Wien. Es geht schneller und ist bequemer als der Gang ins Geschäft: Das Einkaufen im Internet erfreut sich in der europäischen Bevölkerung großer Beliebtheit. Laut EU-Kommission wächst der Onlinehandel seit Jahren kontinuierlich; und der Trend setzt sich weiter fort: Im Jahr 2014 kaufte bereits die Hälfte aller Verbraucher in den Mitgliedstaaten der Union über das World Wide Web ein – davon allerdings nur 15 Prozent bei einem Händler aus einem anderen EU-Staat.
Das ist der Kern des Problems, den die Kommission zu bekämpfen trachtet: Denn der europäische Binnenmarkt funktioniert im digitalen Bereich noch nicht so, wie er nach Wünschen der Brüsseler Behörde sollte. „In der EU gibt es nach wie vor erhebliche Hindernisse für den grenzüberschreitenden elektronischen Handel“, monieren mit dem Thema befasste Kommissionsmitglieder oft. Ziel sei aber ein digitaler Binnenmarkt „ohne Zäune und Mauern“. Die Menschen müssten sich im Netz ebenso frei über Grenzen hinweg bewegen können wie in der Wirklichkeit, fordert der für Digitales zuständige Vizepräsident Andrus Ansip. Daher sollten vor allem innovative Unternehmen stärker als bisher unterstützt werden, um nicht „in nationalen Märkten gefangen“ zu bleiben.

Preisgestaltung nach Wohnort

Auch Digitalkommissar Günther Oettinger ist der Fleckerlteppich der 28 Mitgliedstaaten ein Dorn im Auge.
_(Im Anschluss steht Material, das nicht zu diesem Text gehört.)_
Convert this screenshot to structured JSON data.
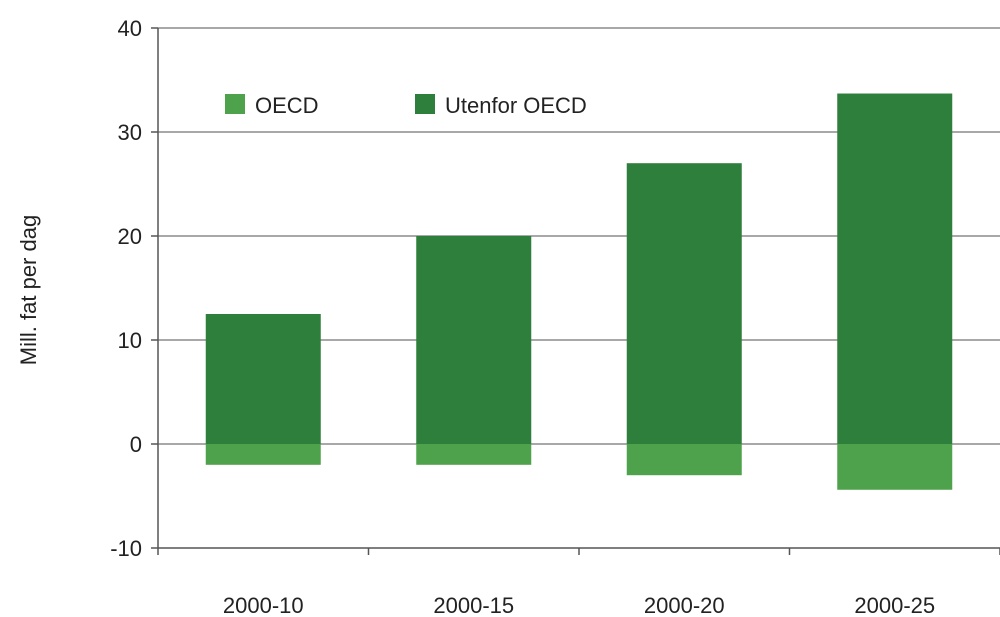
{
  "chart_data": {
    "type": "bar",
    "stacked": true,
    "title": "",
    "xlabel": "",
    "ylabel": "Mill. fat per dag",
    "ylim": [
      -10,
      40
    ],
    "yticks": [
      40,
      30,
      20,
      10,
      0,
      -10
    ],
    "ytick_labels": [
      "40",
      "30",
      "20",
      "10",
      "0",
      "-10"
    ],
    "categories": [
      "2000-10",
      "2000-15",
      "2000-20",
      "2000-25"
    ],
    "grid": "horizontal",
    "legend": "top-left",
    "series": [
      {
        "name": "OECD",
        "color": "#4ea24b",
        "values": [
          -2.0,
          -2.0,
          -3.0,
          -4.4
        ]
      },
      {
        "name": "Utenfor OECD",
        "color": "#2e7f3c",
        "values": [
          12.5,
          20.0,
          27.0,
          33.7
        ]
      }
    ]
  }
}
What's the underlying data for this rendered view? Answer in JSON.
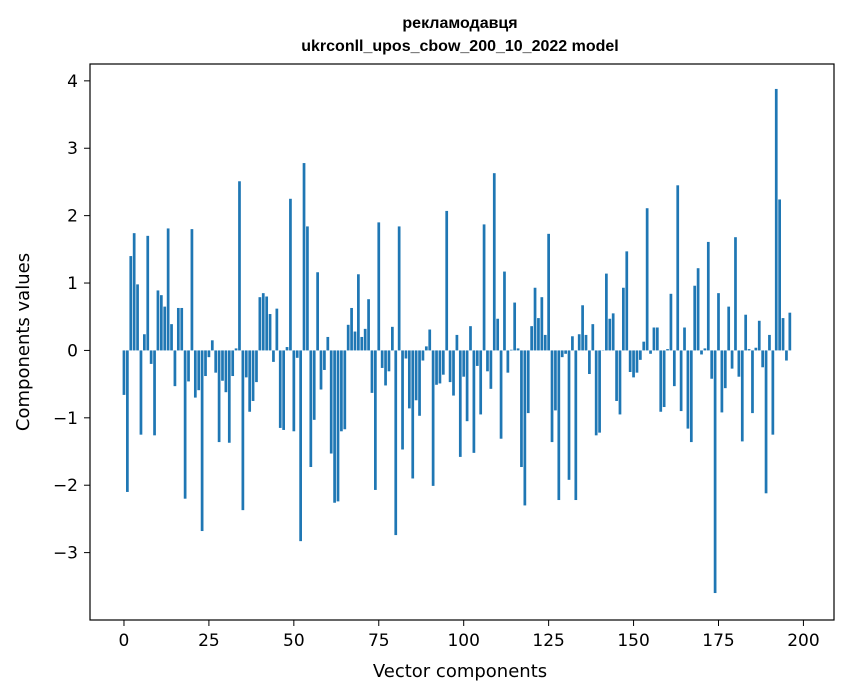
{
  "chart_data": {
    "type": "bar",
    "title_line1": "рекламодавця",
    "title_line2": "ukrconll_upos_cbow_200_10_2022 model",
    "xlabel": "Vector components",
    "ylabel": "Components values",
    "xlim": [
      -10,
      209
    ],
    "ylim": [
      -4.0,
      4.25
    ],
    "xticks": [
      0,
      25,
      50,
      75,
      100,
      125,
      150,
      175,
      200
    ],
    "xtick_labels": [
      "0",
      "25",
      "50",
      "75",
      "100",
      "125",
      "150",
      "175",
      "200"
    ],
    "yticks": [
      -3,
      -2,
      -1,
      0,
      1,
      2,
      3,
      4
    ],
    "ytick_labels": [
      "−3",
      "−2",
      "−1",
      "0",
      "1",
      "2",
      "3",
      "4"
    ],
    "bar_color": "#1f77b4",
    "grid": false,
    "values": [
      -0.66,
      -2.1,
      1.4,
      1.74,
      0.98,
      -1.25,
      0.24,
      1.7,
      -0.2,
      -1.26,
      0.89,
      0.82,
      0.65,
      1.81,
      0.39,
      -0.53,
      0.63,
      0.63,
      -2.2,
      -0.46,
      1.8,
      -0.7,
      -0.59,
      -2.68,
      -0.38,
      -0.1,
      0.15,
      -0.33,
      -1.36,
      -0.45,
      -0.62,
      -1.37,
      -0.38,
      0.03,
      2.51,
      -2.37,
      -0.4,
      -0.91,
      -0.75,
      -0.47,
      0.79,
      0.85,
      0.8,
      0.54,
      -0.17,
      0.62,
      -1.15,
      -1.18,
      0.05,
      2.25,
      -1.2,
      -0.11,
      -2.83,
      2.78,
      1.84,
      -1.73,
      -1.03,
      1.16,
      -0.58,
      -0.29,
      0.2,
      -1.53,
      -2.26,
      -2.24,
      -1.2,
      -1.17,
      0.38,
      0.63,
      0.28,
      1.13,
      0.2,
      0.32,
      0.76,
      -0.63,
      -2.07,
      1.9,
      -0.26,
      -0.52,
      -0.31,
      0.35,
      -2.74,
      1.84,
      -1.47,
      -0.12,
      -0.86,
      -1.9,
      -0.74,
      -0.97,
      -0.15,
      0.06,
      0.31,
      -2.01,
      -0.51,
      -0.49,
      -0.36,
      2.07,
      -0.47,
      -0.67,
      0.23,
      -1.58,
      -0.39,
      -1.05,
      0.36,
      -1.52,
      -0.23,
      -0.95,
      1.87,
      -0.31,
      -0.57,
      2.63,
      0.47,
      -1.31,
      1.17,
      -0.33,
      0.01,
      0.71,
      0.03,
      -1.73,
      -2.3,
      -0.93,
      0.36,
      0.93,
      0.48,
      0.79,
      0.23,
      1.73,
      -1.36,
      -0.89,
      -2.22,
      -0.1,
      -0.05,
      -1.92,
      0.21,
      -2.22,
      0.24,
      0.67,
      0.23,
      -0.35,
      0.39,
      -1.26,
      -1.22,
      0.0,
      1.14,
      0.47,
      0.55,
      -0.75,
      -0.95,
      0.93,
      1.47,
      -0.32,
      -0.4,
      -0.33,
      -0.14,
      0.13,
      2.11,
      -0.05,
      0.34,
      0.34,
      -0.91,
      -0.84,
      0.02,
      0.84,
      -0.53,
      2.45,
      -0.9,
      0.34,
      -1.16,
      -1.36,
      0.96,
      1.22,
      -0.06,
      0.03,
      1.61,
      -0.42,
      -3.6,
      0.85,
      -0.92,
      -0.56,
      0.65,
      -0.27,
      1.68,
      -0.39,
      -1.35,
      0.53,
      0.02,
      -0.93,
      0.04,
      0.44,
      -0.25,
      -2.12,
      0.23,
      -1.25,
      3.88,
      2.24,
      0.48,
      -0.15,
      0.56
    ]
  }
}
Er wünscht sich beim grenzüberschreitenden Onlinehandel besonders Erleichterungen für Klein- und Mittelbetriebe (KMU): Dazu gehörten in erster Linie gemeinsamer Verbraucherschutz und -Vertragsvorschriften sowie eine Kostensenkung bei den Paketzustelldiensten, da die Gebühren im Auslandsverkehr heute noch weit teurer sind als im Inlandsverkehr.
Die Harmonisierung der Onlinekäufe soll mittels eines 16-Punkte-Papiers, das die Kommission jüngst vorlegte, vorangetrieben werden. Dabei dürfte der Umstieg auf das Auslandsgeschäft vor allem kleinen Anbietern erleichtert werden – und zwar unter anderem mittels Vereinfachung der Mehrwertsteuervorschriften. Der wirtschaftliche Zugewinn eines digitalen Binnenmarkts wäre laut Ansip jedenfalls enorm: Durch seine Nichtexistenz gingen der EU jährlich etwa 415 Milliarden Euro verloren, rechnete er vor.
Doch die Ziele der Kommission nützen wenig, wenn in der Realität weiter Barrieren für einen umfassenden digitalen Binnenmarkt bestehen: Große Onlineverkäufer würden den grenzüberschreitenden Handel bewusst einschränken und den Verbrauchern so zu hohe Preise verrechnen, lautet der Vorwurf. Sollte sich dieser erhärten, will Wettbewerbskommissarin Margrethe Vestager gegen die betroffenen Unternehmen im Rahmen des EU-Kartellrechts vorgehen.
Ein weiteres viel kritisiertes Hindernis für den elektronischen Handel ist ein Mechanismus, den wohl jeder, der schon einmal ein Video von einer ausländischen Website herunterladen wollte, kennt: Das sogenannte Geoblocking verhindert nämlich, dass die Seite eines anderen EU-Landes überhaupt aufgerufen werden kann. „Ich hasse diese Praxis aus tiefstem Herzen“, gestand Ansip, der künftig nur noch „gerechtfertigtes Geoblocking“ zulassen will. Dazu zählt beispielsweise das Glücksspiel, das in manchen Ländern erlaubt ist, in der Mehrzahl der 28 Mitgliedstaaten jedoch nicht.
Die Forderungen nach einer Erleichterung des grenzüberschreitenden Onlinehandels sind freilich nicht neu: Eine „fakultative gemeinsame Vertragsrechtsregelung und ein einheitlich hohes Verbraucherschutzniveau in der EU“ wünschten sich schon 2011 die damalige Kommissarin für Justiz, Grundrechte und Bürgerschaft, Viviane Reding, und EU-ÖVP-Delegationsleiter Othmar Karas in einem Beitrag für diese Zeitung.

Vorherrschaft der USA

Ein gesamteuropäisches Kaufrecht soll auch die Vorherrschaft der USA eindämmen: Dort sind ja bekanntermaßen die meisten Online-Giganten zu Hause: Amazon, eBay und zahlreiche weitere Anbieter sind wohl jedem ein Begriff. Und sie beherrschen mit 57 Prozent Anteil auch den europäischen Markt. Dagegen ist das Kontingent jener Internetunternehmen aus der EU, die grenzüberschreitend verkaufen, mit vier Prozent verschwindend gering.
Zu optimistisch, dass alsbald eine Kehrtwende erfolgen könnte, sollte man allerdings nicht sein. Denn viele digitale Reformen auf dem europäischen Markt können nur nach einer Einigung auf eine neue Datenschutzvereinigung durchgeführt werden. Ein Thema, über das die Mitgliedstaaten seit Langem diskutieren – und das immer weiter verzögert wird.